Kronikarskie ciągoty odziedziczyłem najwyraźniej po tacie, z wiekiem doszła potrzeba pamięci i może naiwna próba jej ocalenia. Zapisana światłem pamięć o mojej rodzinie sięga roku 1934 roku. Zapraszam...
Nareszcie urlop! Jeszcze wczoraj byłem w pracy, a dzisiaj moczę kości w słonej wodzie. To współczesne tempo życia mnie wykończy! Do Grzybowa dojechaliśmy rekordowo szybko, bo w niecałe siedem godzin, ale na wschód słońca nie zdążyliśmy. Szkoda. Na plaży byliśmy parę minut po szóstej i oczywiście praktycznie z biegu wskoczyliśmy z Jeremim do wody, zaliczając powitalną kąpiel w morzu. Dziewczyny bąkały coś pod nosem, że za zimna. No ale przecież woda w morzu musi być zimna. Gdyby była ciepła, to bym się przecież w upał przez całą Polskę aż tutaj nie tłukł!
Bardzo lubię ten nasz Bałtyk, ale w tym roku zdecydowanie zabrakło mi jakiejś poprzedzającej plażowanie włóczęgi. Jakiegoś chodzenia po górach, zwiedzania, czegoś, by się zmęczyć, żeby potem tym większą przyjemność z całodziennego nic-nie-robienia czerpać. Bez sensu. No ale przynajmniej pogoda jest dobra. Powiedziałbym nawet, że rekordowo dobra, bo przez cały nasz pobyt pada tylko raz i to w nocy.
Przez kilka dni była z nami Maja, ale potem odstawiliśmy ją na obóz sportowy. Oj, wylatuje mi najstarsza ptaszyna z gniazda! To chyba pierwsze wakacje, których z nami nie spędzi. Na pocieszenie zostają te mniejsze dzieci. Może i są małe, ale za to zdecydowanie głośniejsze!
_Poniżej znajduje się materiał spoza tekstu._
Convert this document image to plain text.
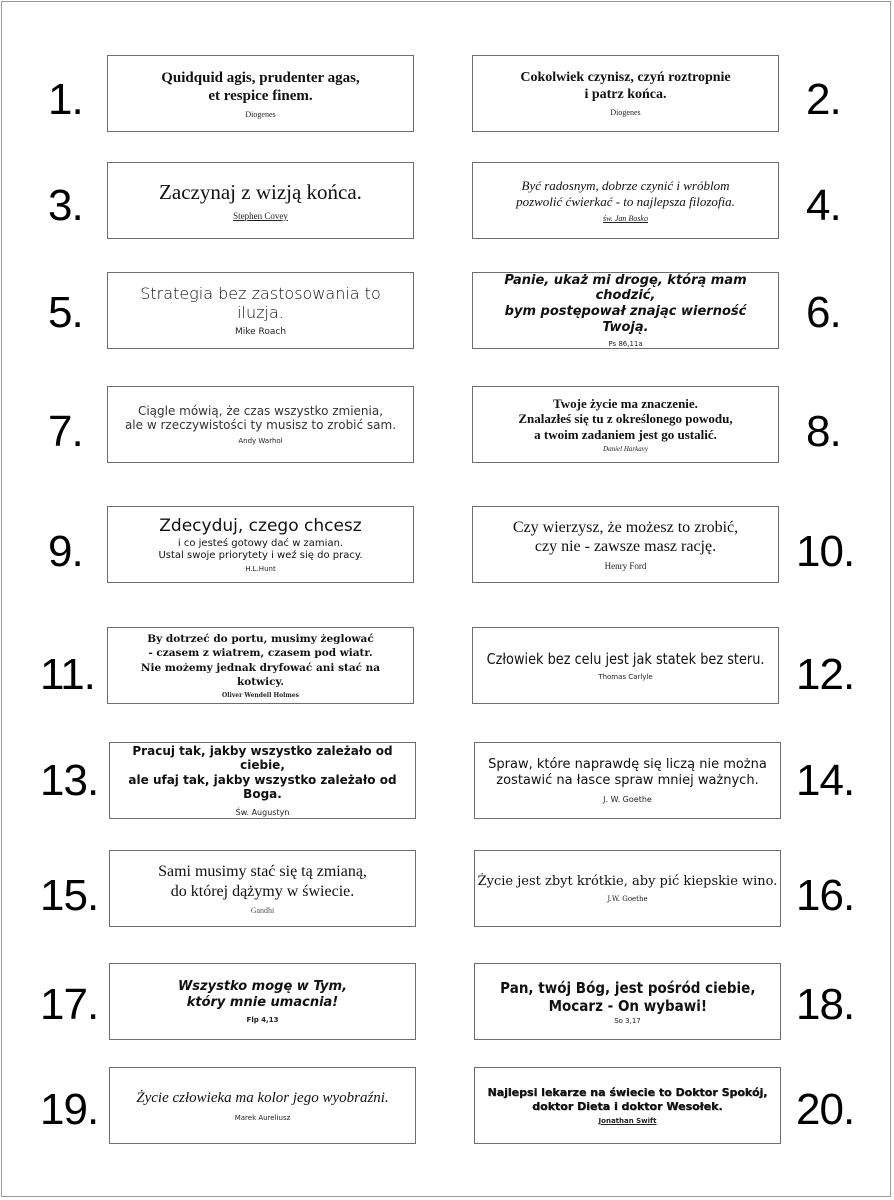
1.	Quidquid agis, prudenter agas,
et respice finem.
Diogenes
Cokolwiek czynisz, czyń roztropnie
i patrz końca.
Diogenes	2.
3.	Zaczynaj z wizją końca.
Stephen Covey
Być radosnym, dobrze czynić i wróblom
pozwolić ćwierkać - to najlepsza filozofia.
św. Jan Bosko	4.
5.	Strategia bez zastosowania to iluzja.
Mike Roach
Panie, ukaż mi drogę, którą mam chodzić,
bym postępował znając wierność Twoją.
Ps 86,11a
6.
7.	Ciągle mówią, że czas wszystko zmienia,
ale w rzeczywistości ty musisz to zrobić sam.
Andy Warhol
Twoje życie ma znaczenie.
Znalazłeś się tu z określonego powodu,
a twoim zadaniem jest go ustalić.
Daniel Harkavy	8.
9.
Zdecyduj, czego chcesz
i co jesteś gotowy dać w zamian.
Ustal swoje priorytety i weź się do pracy.
H.L.Hunt
Czy wierzysz, że możesz to zrobić,
czy nie - zawsze masz rację.
Henry Ford	10.
11.
By dotrzeć do portu, musimy żeglować
- czasem z wiatrem, czasem pod wiatr.
Nie możemy jednak dryfować ani stać na kotwicy.
Oliver Wendell Holmes
Człowiek bez celu jest jak statek bez steru.
Thomas Carlyle	12.
13.
Pracuj tak, jakby wszystko zależało od ciebie,
ale ufaj tak, jakby wszystko zależało od Boga.
Św. Augustyn
Spraw, które naprawdę się liczą nie można
zostawić na łasce spraw mniej ważnych.
J. W. Goethe	14.
15.	Sami musimy stać się tą zmianą,
do której dążymy w świecie.
Gandhi
Życie jest zbyt krótkie, aby pić kiepskie wino.
J.W. Goethe	16.
17.	Wszystko mogę w Tym,
który mnie umacnia!
Flp 4,13
Pan, twój Bóg, jest pośród ciebie,
Mocarz - On wybawi!
So 3,17	18.
19.	Życie człowieka ma kolor jego wyobraźni.
Marek Aureliusz
Najlepsi lekarze na świecie to Doktor Spokój,
doktor Dieta i doktor Wesołek.
Jonathan Swift	20.
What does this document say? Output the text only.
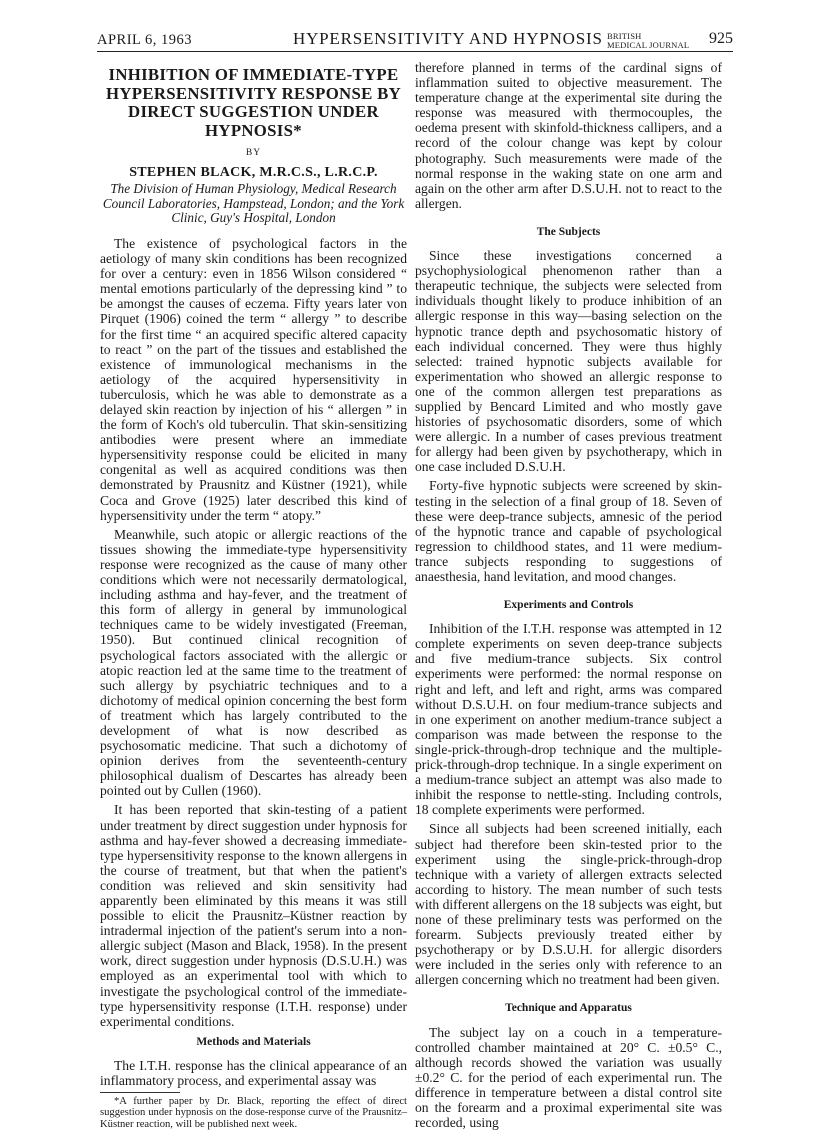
APRIL 6, 1963	HYPERSENSITIVITY AND HYPNOSIS BRITISH
MEDICAL JOURNAL 925
INHIBITION OF IMMEDIATE-TYPE HYPERSENSITIVITY RESPONSE BY DIRECT SUGGESTION UNDER HYPNOSIS*
BY
STEPHEN BLACK, M.R.C.S., L.R.C.P.
The Division of Human Physiology, Medical Research Council Laboratories, Hampstead, London; and the York Clinic, Guy's Hospital, London

The existence of psychological factors in the aetiology of many skin conditions has been recognized for over a century: even in 1856 Wilson considered “ mental emotions particularly of the depressing kind ” to be amongst the causes of eczema. Fifty years later von Pirquet (1906) coined the term “ allergy ” to describe for the first time “ an acquired specific altered capacity to react ” on the part of the tissues and established the existence of immunological mechanisms in the aetiology of the acquired hypersensitivity in tuberculosis, which he was able to demonstrate as a delayed skin reaction by injection of his “ allergen ” in the form of Koch's old tuberculin. That skin-sensitizing antibodies were present where an immediate hypersensitivity response could be elicited in many congenital as well as acquired conditions was then demonstrated by Prausnitz and Küstner (1921), while Coca and Grove (1925) later described this kind of hypersensitivity under the term “ atopy.”

Meanwhile, such atopic or allergic reactions of the tissues showing the immediate-type hypersensitivity response were recognized as the cause of many other conditions which were not necessarily dermatological, including asthma and hay-fever, and the treatment of this form of allergy in general by immunological techniques came to be widely investigated (Freeman, 1950). But continued clinical recognition of psychological factors associated with the allergic or atopic reaction led at the same time to the treatment of such allergy by psychiatric techniques and to a dichotomy of medical opinion concerning the best form of treatment which has largely contributed to the development of what is now described as psychosomatic medicine. That such a dichotomy of opinion derives from the seventeenth-century philosophical dualism of Descartes has already been pointed out by Cullen (1960).

It has been reported that skin-testing of a patient under treatment by direct suggestion under hypnosis for asthma and hay-fever showed a decreasing immediate-type hypersensitivity response to the known allergens in the course of treatment, but that when the patient's condition was relieved and skin sensitivity had apparently been eliminated by this means it was still possible to elicit the Prausnitz–Küstner reaction by intradermal injection of the patient's serum into a non-allergic subject (Mason and Black, 1958). In the present work, direct suggestion under hypnosis (D.S.U.H.) was employed as an experimental tool with which to investigate the psychological control of the immediate-type hypersensitivity response (I.T.H. response) under experimental conditions.

Methods and Materials

The I.T.H. response has the clinical appearance of an inflammatory process, and experimental assay was

*A further paper by Dr. Black, reporting the effect of direct suggestion under hypnosis on the dose-response curve of the Prausnitz–Küstner reaction, will be published next week.

therefore planned in terms of the cardinal signs of inflammation suited to objective measurement. The temperature change at the experimental site during the response was measured with thermocouples, the oedema present with skinfold-thickness callipers, and a record of the colour change was kept by colour photography. Such measurements were made of the normal response in the waking state on one arm and again on the other arm after D.S.U.H. not to react to the allergen.

The Subjects

Since these investigations concerned a psychophysiological phenomenon rather than a therapeutic technique, the subjects were selected from individuals thought likely to produce inhibition of an allergic response in this way—basing selection on the hypnotic trance depth and psychosomatic history of each individual concerned. They were thus highly selected: trained hypnotic subjects available for experimentation who showed an allergic response to one of the common allergen test preparations as supplied by Bencard Limited and who mostly gave histories of psychosomatic disorders, some of which were allergic. In a number of cases previous treatment for allergy had been given by psychotherapy, which in one case included D.S.U.H.

Forty-five hypnotic subjects were screened by skin-testing in the selection of a final group of 18. Seven of these were deep-trance subjects, amnesic of the period of the hypnotic trance and capable of psychological regression to childhood states, and 11 were medium-trance subjects responding to suggestions of anaesthesia, hand levitation, and mood changes.

Experiments and Controls

Inhibition of the I.T.H. response was attempted in 12 complete experiments on seven deep-trance subjects and five medium-trance subjects. Six control experiments were performed: the normal response on right and left, and left and right, arms was compared without D.S.U.H. on four medium-trance subjects and in one experiment on another medium-trance subject a comparison was made between the response to the single-prick-through-drop technique and the multiple-prick-through-drop technique. In a single experiment on a medium-trance subject an attempt was also made to inhibit the response to nettle-sting. Including controls, 18 complete experiments were performed.

Since all subjects had been screened initially, each subject had therefore been skin-tested prior to the experiment using the single-prick-through-drop technique with a variety of allergen extracts selected according to history. The mean number of such tests with different allergens on the 18 subjects was eight, but none of these preliminary tests was performed on the forearm. Subjects previously treated either by psychotherapy or by D.S.U.H. for allergic disorders were included in the series only with reference to an allergen concerning which no treatment had been given.

Technique and Apparatus

The subject lay on a couch in a temperature-controlled chamber maintained at 20° C. ±0.5° C., although records showed the variation was usually ±0.2° C. for the period of each experimental run. The difference in temperature between a distal control site on the forearm and a proximal experimental site was recorded, using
Bawiąc się z Dobrawą w robienie piaskowych bab, poznaliśmy Bruna i jego mamę – Anię, a następnie Juliusza i Tymona. Nasi plażowi sąsiedzi okazali się bardzo sympatyczni, więc dzieci miały się z kim bawić, a my z kim pogadać.
Kiedy zażywaliśmy krzepiącej kąpieli w orzeźwiających wodach Bałtyku, pewien mały sabotażysta wyciągał śledzie z niewielkiego namiotu naszych sąsiadów. Dobrze, że daleko nie odfrunął. Namiot, nie sabotażysta.
Siedzę na gorącym piasku, piję piwo, bezalkoholowe oczywiście;), bo chociaż żyjemy podobno w wolnym kraju, to picie prawdziwego piwa na plaży jest nielegalne(!) i myślę sobie, że te golasy to jednak jakiś inny, sympatyczniejszy „sort” ludzi. Uśmiechnięci, otwarci, dowcipni... Po dwóch dniach znajome twarze mówią nam już z uśmiechem „dzień dobry” i „do widzenia”, a pewna starsza para żartuje: „dlaczego dzisiaj tak późno? Odnotowujemy państwu spóźnienie!” Nie wiem, z czego to się bierze. W każdym razie z moich obserwacji wynika, że świat bez ubrań byłby zdecydowanie przyjemniejszym miejscem do życia. I parafrazując Bareję, aż prosi się, żeby do najlepszych lokali wpuszczać tylko ludzi zupełnie rozebranych, w myśl zasady, że klient bez ubrania jest mniej awanturujący się!
No ale wszystko, co dobre, szybko się kończy. Ledwie się poznaliśmy, a już trzeba się żegnać. Ania żartuje, że skoro widzieliśmy się już nago, to chyba możemy się na pożegnanie poprzytulać. W sumie nie znam się na nagiej etykiecie, ale to nawet ma sens. Przytulamy, żegnamy, dzieci płaczą na pożegnanie. Może do zobaczenia za rok!
Ostatniego dnia odwiedzamy jeszcze Kołobrzeg na tradycyjne krótkie zwiedzanie, a po południu żegnamy się z morzem.